Importantly, it is the Iowa corn-soybean rotation, while highly productive, that helped bring about nitrate-contaminated groundwater and high nitrate rivers in the first place. The rotation has led to hypoxia in the Gulf of Mexico, and has put the Raccoon and Iowa rivers at the top of the list of watersheds in the United States for nitrate output.

If everyone strived for 400 bushels of corn using twice as much nitrogen fertilizer as they are now using for 200 bushels, more than twice as much nitrogen would be lost to the groundwater and surface waters.
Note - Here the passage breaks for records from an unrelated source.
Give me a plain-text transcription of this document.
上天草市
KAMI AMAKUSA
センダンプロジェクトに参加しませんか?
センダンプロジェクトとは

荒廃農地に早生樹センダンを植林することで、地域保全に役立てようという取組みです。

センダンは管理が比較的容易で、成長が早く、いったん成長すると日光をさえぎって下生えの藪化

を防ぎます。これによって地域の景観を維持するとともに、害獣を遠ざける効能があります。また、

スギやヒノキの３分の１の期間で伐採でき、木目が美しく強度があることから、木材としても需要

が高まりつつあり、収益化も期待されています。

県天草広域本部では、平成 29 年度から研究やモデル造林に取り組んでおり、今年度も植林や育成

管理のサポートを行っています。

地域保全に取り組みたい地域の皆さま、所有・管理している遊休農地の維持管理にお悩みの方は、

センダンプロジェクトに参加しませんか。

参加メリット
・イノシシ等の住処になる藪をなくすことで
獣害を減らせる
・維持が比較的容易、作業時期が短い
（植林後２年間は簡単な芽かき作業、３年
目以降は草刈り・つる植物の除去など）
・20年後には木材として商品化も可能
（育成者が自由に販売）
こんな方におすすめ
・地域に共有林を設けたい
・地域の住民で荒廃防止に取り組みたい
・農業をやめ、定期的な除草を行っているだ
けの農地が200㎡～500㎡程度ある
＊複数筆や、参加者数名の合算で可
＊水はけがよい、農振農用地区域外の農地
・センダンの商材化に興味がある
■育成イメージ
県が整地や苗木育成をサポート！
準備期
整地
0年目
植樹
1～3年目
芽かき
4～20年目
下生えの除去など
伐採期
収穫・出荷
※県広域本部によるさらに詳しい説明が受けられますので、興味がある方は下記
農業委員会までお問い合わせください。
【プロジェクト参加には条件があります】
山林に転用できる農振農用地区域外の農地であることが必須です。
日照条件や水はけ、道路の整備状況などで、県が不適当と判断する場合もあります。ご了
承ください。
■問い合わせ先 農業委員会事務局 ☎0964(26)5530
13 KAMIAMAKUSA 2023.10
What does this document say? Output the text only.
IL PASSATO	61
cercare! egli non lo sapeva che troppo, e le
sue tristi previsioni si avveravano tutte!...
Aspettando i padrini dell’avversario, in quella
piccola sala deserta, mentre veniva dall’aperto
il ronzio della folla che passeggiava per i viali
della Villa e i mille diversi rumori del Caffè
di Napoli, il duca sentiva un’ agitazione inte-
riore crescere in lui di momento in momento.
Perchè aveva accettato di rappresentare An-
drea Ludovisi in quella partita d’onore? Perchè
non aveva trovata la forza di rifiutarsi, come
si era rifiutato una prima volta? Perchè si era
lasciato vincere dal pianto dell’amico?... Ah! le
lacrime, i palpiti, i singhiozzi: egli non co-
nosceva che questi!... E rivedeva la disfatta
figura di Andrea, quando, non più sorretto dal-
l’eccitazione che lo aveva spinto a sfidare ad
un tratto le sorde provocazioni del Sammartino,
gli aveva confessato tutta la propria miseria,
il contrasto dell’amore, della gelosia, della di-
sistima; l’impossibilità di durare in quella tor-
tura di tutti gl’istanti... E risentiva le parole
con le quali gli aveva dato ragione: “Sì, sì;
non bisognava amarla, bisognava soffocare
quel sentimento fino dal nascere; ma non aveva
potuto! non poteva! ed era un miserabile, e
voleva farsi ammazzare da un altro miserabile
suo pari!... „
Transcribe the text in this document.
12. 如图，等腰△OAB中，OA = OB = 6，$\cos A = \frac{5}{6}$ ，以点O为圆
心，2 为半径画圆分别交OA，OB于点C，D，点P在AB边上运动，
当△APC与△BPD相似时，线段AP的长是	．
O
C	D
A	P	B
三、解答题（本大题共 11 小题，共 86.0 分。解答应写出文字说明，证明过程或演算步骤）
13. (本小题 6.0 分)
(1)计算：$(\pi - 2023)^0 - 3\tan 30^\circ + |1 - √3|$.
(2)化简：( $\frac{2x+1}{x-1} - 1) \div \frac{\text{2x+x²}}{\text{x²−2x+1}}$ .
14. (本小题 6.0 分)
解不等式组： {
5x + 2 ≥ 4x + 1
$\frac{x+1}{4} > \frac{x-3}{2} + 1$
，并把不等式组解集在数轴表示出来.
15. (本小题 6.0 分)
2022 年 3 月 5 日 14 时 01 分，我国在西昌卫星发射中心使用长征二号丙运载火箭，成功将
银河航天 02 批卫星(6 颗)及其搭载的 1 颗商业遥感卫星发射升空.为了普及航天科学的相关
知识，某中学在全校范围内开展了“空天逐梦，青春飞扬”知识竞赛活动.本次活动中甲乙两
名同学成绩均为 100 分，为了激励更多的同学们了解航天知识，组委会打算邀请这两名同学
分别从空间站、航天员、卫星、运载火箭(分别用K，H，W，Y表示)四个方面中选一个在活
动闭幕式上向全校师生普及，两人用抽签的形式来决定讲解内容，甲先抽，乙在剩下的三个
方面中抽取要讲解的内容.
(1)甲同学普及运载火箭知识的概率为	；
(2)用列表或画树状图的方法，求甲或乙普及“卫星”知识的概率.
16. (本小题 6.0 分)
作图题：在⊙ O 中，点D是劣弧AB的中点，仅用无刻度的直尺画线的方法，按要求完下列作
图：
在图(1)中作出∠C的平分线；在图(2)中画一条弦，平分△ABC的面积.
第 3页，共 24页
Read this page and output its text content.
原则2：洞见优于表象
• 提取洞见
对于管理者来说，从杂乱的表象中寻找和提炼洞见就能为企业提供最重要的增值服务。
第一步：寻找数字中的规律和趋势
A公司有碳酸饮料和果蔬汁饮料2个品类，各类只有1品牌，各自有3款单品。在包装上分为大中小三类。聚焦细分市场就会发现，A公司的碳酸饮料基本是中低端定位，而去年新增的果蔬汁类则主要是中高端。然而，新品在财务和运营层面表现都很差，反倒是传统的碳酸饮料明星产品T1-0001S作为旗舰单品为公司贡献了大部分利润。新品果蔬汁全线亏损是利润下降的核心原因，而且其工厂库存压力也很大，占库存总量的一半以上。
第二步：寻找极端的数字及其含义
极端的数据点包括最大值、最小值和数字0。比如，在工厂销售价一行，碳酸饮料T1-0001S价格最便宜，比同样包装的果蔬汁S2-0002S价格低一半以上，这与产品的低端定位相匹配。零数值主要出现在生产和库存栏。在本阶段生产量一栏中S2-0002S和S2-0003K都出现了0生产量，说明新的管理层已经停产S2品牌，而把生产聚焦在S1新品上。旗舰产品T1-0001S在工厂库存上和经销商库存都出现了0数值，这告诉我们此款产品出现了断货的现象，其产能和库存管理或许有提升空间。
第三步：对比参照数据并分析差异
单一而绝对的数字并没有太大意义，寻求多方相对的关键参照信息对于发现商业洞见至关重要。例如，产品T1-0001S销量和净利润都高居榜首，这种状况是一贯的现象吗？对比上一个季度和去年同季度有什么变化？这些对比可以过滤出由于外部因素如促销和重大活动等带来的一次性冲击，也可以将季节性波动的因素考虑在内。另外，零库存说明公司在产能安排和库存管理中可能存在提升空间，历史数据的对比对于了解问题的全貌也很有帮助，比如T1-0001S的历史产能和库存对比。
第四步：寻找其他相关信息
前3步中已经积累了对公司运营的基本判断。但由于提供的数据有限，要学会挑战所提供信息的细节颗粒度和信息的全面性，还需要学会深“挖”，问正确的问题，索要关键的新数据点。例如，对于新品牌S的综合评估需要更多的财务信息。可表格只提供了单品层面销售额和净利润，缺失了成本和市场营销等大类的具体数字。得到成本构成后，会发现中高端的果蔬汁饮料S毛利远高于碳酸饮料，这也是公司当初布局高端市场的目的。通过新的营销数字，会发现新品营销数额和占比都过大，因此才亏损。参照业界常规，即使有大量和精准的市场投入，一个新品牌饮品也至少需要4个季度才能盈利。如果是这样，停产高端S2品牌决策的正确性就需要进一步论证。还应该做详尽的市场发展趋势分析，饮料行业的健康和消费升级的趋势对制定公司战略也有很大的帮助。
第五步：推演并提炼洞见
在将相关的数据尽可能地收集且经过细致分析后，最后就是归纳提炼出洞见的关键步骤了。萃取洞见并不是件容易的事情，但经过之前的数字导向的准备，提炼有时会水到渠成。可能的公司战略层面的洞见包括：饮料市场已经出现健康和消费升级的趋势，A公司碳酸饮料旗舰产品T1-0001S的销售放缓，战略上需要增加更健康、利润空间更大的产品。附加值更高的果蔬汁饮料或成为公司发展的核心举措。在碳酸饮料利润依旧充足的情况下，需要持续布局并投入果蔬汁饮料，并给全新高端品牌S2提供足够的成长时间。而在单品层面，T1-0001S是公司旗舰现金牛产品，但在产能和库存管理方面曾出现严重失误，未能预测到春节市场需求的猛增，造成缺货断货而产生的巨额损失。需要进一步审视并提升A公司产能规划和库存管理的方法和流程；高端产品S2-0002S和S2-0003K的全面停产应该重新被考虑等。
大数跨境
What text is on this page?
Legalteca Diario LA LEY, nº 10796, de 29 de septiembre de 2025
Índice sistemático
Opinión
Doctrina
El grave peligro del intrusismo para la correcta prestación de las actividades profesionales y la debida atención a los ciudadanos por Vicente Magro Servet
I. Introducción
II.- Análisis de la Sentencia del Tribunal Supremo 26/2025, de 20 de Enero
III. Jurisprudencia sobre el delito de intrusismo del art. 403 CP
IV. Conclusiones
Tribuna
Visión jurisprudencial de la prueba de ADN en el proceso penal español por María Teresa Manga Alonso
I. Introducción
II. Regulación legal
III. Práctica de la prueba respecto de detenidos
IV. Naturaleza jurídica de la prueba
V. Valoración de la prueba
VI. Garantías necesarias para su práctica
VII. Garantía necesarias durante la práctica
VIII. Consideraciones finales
And during years when yields were low because of poor weather, even more of this nitrogen will be lost than when perfect weather gives high yields.

If the public wants low nitrate waters, it needs to help redesign the landscapes of Iowa so that less is in corn and soybeans, and more is used to capture and remove the escaping nitrate (such as buffers and wetlands).

Landscapes would become more diverse, smaller farms would thrive, and animal agriculture operations would be smaller and spread throughout the landscape. Food for people (along with feed for animals) would again be grown in Iowa, and the grain would be worth far more because the market is not gutted.

Mr. Childs is trying to be on the cutting edge of the current system. But the system is a sick one. It is a system that rewards bigness, subsidizes bulk grains, and provides little in support, both financial and educational, for those farmers who farm sustainably.

Let's examine our agriculture in terms of what it does for the environment and the people, not just for the marketplace.

Dennis Keeney is President of the Iowa Environmental Council, emeritus professor of Iowa State University and Senior Fellow, Institute for Agriculture and Trade Policy, Minneapolis.